Sweden solves Cold War ‘submarine’ mystery
22 May, 2008, 11:55
New technology has helped researchers in Sweden solve a 26-year-old deep sea mystery. In 1982, Sweden claimed that it had recordings from a Soviet submarine in the waters of the Stockholm archipelago. It’s now emerged that the recording was of a Swedish charter boat.
The recording was made during a submarine hunt by the Swedish military on October 12th, 1982. It strengthened suspicions that Soviet subs were intruding in Swedish waters.
There were good grounds for such suspicion. Just a year before the recording was made, in October 1981, the Russian diesel Submarine W-137 got stuck on an underwater rock about a mile from the Swedish main Naval Base at Karlskrona.
The sub remained on the rock for nearly 10 days. The Russian Navy sent a rescue task force to the Swedish shores, composed of heavily armed destroyers and high sea tugs.
After days of negotiations between Moscow and Stockholm, the master on the Russian Submarine was summoned ashore for a hearing. The case was swept under the rug and the Soviet sub was released and the case was closed.
The matter was front-page news and closely watched by international media: CBS, BBC, ATV and others. That was the first and the only time a Soviet sub officially violated the borders of Sweden.
Nowadays, the Swedish Defence Research Agency (FOI) was determined to find whether the sound on the 1982 tape came from a submarine or surface vessel’s propeller.
This spring FOI learned that a civil vessel, the charter boat Amalia, happened to be near the area of the Swedish Navy operation when the recording was made in 1982.
Luckily enough, Amalia lasted until 2008 and a test recording of Amalia’s working propeller was made in April.

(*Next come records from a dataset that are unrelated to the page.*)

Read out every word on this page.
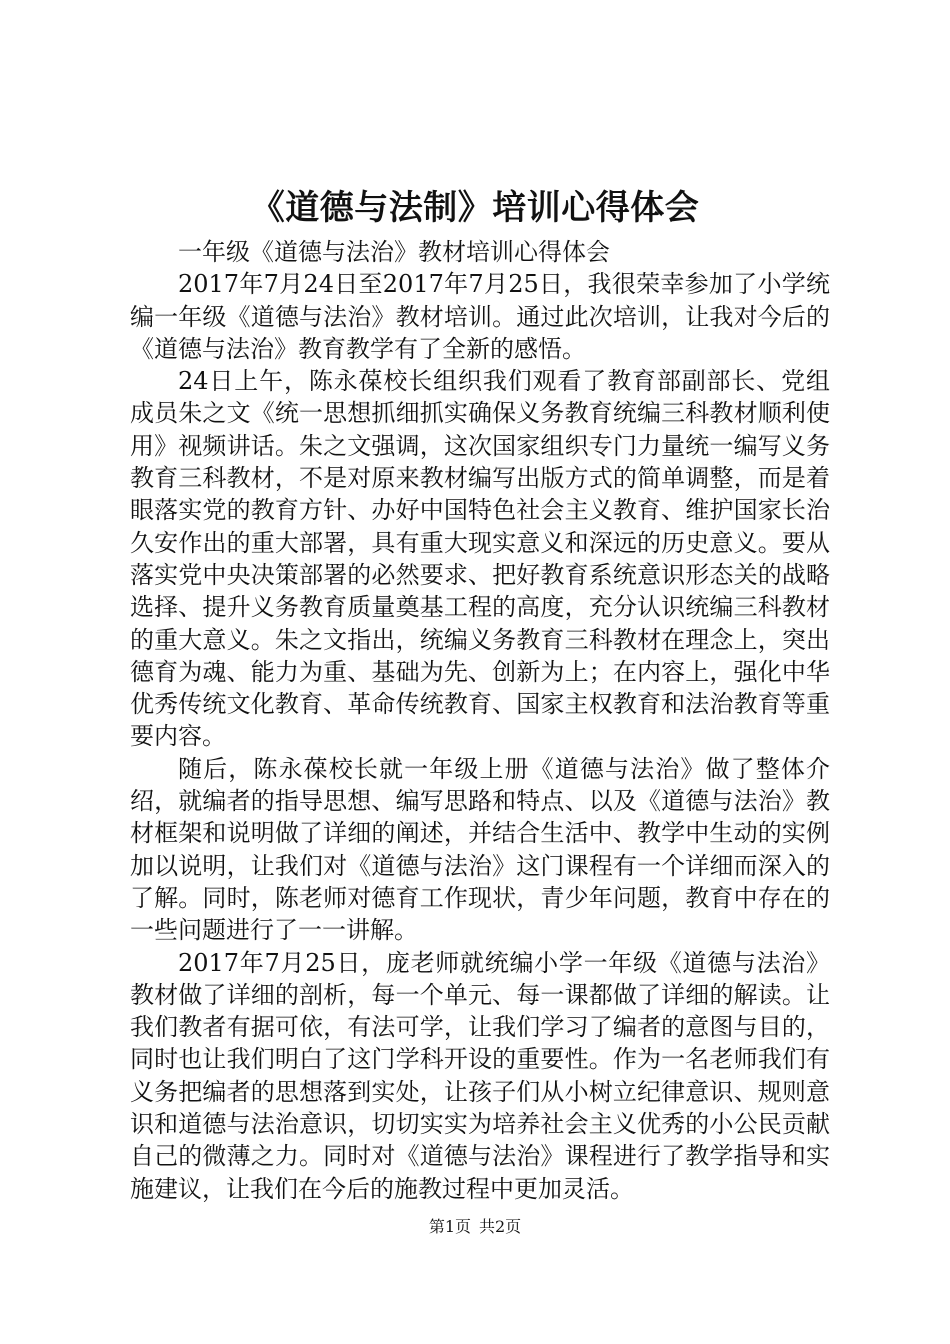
《道德与法制》培训心得体会

一年级《道德与法治》教材培训心得体会

2017年7月24日至2017年7月25日，我很荣幸参加了小学统编一年级《道德与法治》教材培训。通过此次培训，让我对今后的《道德与法治》教育教学有了全新的感悟。

24日上午，陈永葆校长组织我们观看了教育部副部长、党组成员朱之文《统一思想抓细抓实确保义务教育统编三科教材顺利使用》视频讲话。朱之文强调，这次国家组织专门力量统一编写义务教育三科教材，不是对原来教材编写出版方式的简单调整，而是着眼落实党的教育方针、办好中国特色社会主义教育、维护国家长治久安作出的重大部署，具有重大现实意义和深远的历史意义。要从落实党中央决策部署的必然要求、把好教育系统意识形态关的战略选择、提升义务教育质量奠基工程的高度，充分认识统编三科教材的重大意义。朱之文指出，统编义务教育三科教材在理念上，突出德育为魂、能力为重、基础为先、创新为上；在内容上，强化中华优秀传统文化教育、革命传统教育、国家主权教育和法治教育等重要内容。

随后，陈永葆校长就一年级上册《道德与法治》做了整体介绍，就编者的指导思想、编写思路和特点、以及《道德与法治》教材框架和说明做了详细的阐述，并结合生活中、教学中生动的实例加以说明，让我们对《道德与法治》这门课程有一个详细而深入的了解。同时，陈老师对德育工作现状，青少年问题，教育中存在的一些问题进行了一一讲解。

2017年7月25日，庞老师就统编小学一年级《道德与法治》教材做了详细的剖析，每一个单元、每一课都做了详细的解读。让我们教者有据可依，有法可学，让我们学习了编者的意图与目的，同时也让我们明白了这门学科开设的重要性。作为一名老师我们有义务把编者的思想落到实处，让孩子们从小树立纪律意识、规则意识和道德与法治意识，切切实实为培养社会主义优秀的小公民贡献自己的微薄之力。同时对《道德与法治》课程进行了教学指导和实施建议，让我们在今后的施教过程中更加灵活。

第1页 共2页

“The conclusion is that it was likely the charter boat Amalia, which was in the area the same day, which is the source of the noise from a propeller found on the recording,” concluded the agency’s statement.
Roger Magnegard, the spokesman for the Swedish Armed Forces, welcomed the finding, but said it did not disprove the theory that Soviet subs were present in the archipelago at the time.
“This is one part of the puzzle,” he said. “We have no indisputable evidence in either direction.”
Back in 1982 the incident resulted in Operation Notvarp, the most advanced known secret submarine hunting operation ever undertaken by Sweden’s Armed Forces.
During the operation, all of Sweden's submarine hunting forces concentrated in one location following a number of suspected intrusions.
This “submarine fishing” operation implied trapping a presumed foreign submarine and forcing it to the surface by dropping depth charges. Not a single submarine surfaced as a result.
Soon after the operation finished, Sweden launched a special submarine commission which in the spring of 1983 concluded that the USSR was behind the intrusions.
The sitting Swedish government at the time recalled Sweden's ambassador to Moscow and registered an uncharacteristically strong protest to the Soviet government. The centre-right opposition backed up the government.
The 1982 recording was handed to the Soviet side so they could study it. On examination, the Soviet government protested against Sweden's complaint and rejected all claims of incursions.
This old rumble is still poisoning Russo-Swedish relations, even after a quarter of a century. One of the strongest objectives against constructing the Russia-EU gas pipeline, Nord Stream, is that an undersea pipeline will supposedly increase activity of Russian submarines in the waters surrounding Scandinavia.
This is not the first time Swedish experts questioned the “Russian origin” of the sounds on the 25-year-old recording. Some experts insist that propeller noises were mixed up with the sounds of nature, while others suspect other NATO members tested the defence of a neutral Sweden.